The issue dominated discussions on the sidelines of this week’s EU leaders’ summit in Brussels, but an agreement was not reached until 9pm on Friday.

The crux of the stalemate was that Germany demanded binding legal language that would ensure that the Commission would find a way to meet its demands even if the European Parliament or the courts decided to block any adjustments or legal annexes to the zero emissions legislation of 2035 covering cars and vans.
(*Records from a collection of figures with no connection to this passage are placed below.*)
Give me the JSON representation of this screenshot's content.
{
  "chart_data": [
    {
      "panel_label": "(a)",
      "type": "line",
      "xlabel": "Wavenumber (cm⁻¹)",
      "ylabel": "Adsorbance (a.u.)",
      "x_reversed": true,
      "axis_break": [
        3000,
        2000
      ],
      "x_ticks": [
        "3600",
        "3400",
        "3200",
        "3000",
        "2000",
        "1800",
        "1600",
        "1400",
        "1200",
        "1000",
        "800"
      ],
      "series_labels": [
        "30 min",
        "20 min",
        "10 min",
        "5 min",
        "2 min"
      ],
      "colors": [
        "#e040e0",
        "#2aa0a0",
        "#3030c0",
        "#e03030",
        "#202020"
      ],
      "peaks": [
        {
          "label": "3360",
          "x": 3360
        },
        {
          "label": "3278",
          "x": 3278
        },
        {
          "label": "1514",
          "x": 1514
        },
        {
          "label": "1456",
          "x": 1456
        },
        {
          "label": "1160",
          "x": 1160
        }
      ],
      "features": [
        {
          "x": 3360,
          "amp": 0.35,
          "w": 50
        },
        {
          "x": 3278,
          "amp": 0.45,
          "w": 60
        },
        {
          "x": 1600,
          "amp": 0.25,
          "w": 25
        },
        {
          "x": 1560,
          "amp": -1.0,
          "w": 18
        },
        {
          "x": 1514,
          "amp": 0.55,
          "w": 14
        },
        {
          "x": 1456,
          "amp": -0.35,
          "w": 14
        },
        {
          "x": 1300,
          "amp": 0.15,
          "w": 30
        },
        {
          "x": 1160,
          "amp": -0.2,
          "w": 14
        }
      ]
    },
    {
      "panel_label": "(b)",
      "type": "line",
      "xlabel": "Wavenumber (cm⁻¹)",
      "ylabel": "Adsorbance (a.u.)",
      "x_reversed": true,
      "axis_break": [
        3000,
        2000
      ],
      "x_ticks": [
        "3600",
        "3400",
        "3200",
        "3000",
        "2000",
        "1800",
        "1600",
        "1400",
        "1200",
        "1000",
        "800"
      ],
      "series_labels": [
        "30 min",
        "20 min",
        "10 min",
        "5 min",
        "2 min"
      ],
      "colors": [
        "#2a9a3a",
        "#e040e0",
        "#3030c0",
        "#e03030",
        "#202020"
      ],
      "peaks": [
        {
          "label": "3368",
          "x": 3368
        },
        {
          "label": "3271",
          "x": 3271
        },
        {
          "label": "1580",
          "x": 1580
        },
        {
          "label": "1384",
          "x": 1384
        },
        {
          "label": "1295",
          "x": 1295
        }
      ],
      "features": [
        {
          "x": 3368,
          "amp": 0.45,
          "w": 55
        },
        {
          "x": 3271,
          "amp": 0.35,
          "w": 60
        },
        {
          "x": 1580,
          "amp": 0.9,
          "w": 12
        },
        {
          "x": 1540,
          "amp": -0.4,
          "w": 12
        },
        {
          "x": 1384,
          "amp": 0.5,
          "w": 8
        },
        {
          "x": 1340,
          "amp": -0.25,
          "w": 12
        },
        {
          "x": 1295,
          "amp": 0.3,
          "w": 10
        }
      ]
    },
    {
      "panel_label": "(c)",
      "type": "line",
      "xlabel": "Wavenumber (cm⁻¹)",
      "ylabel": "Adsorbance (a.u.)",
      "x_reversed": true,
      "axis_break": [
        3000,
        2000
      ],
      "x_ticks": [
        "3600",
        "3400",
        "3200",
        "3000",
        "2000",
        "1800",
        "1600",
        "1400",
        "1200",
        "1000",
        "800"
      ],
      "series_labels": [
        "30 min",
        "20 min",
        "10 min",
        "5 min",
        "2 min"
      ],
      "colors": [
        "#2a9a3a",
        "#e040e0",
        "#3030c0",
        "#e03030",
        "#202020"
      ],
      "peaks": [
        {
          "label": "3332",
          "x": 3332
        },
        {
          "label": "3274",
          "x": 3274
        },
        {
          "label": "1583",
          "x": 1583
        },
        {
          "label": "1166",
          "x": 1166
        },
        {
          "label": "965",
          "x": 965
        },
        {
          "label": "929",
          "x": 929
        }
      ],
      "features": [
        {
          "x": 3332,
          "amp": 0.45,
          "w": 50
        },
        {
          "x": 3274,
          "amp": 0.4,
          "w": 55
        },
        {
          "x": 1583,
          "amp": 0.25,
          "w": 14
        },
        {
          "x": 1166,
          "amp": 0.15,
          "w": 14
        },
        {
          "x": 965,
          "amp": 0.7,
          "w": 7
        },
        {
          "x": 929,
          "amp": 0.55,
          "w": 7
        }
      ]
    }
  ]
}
“The way is clear,” said German Transport Minister Volker Wissing when announcing the deal. “We have secured opportunities for Europe by keeping important options open for climate-neutral and affordable mobility.”

The deal means Germany effectively dropped its last-minute opposition to the Car Engine Ban Act, collapsing a blocking minority that had put a stumbling block on ministers’ final ratification of a firm deal concluded last October between the three EU institutions.

It remains unclear whether Italy’s attempts to find a separate biofuel workaround have also been secured. However, without Berlin’s support, Rome has no means of blocking the legislation on its own.

The deal means energy ministers could potentially approve the proposal at a meeting on Tuesday.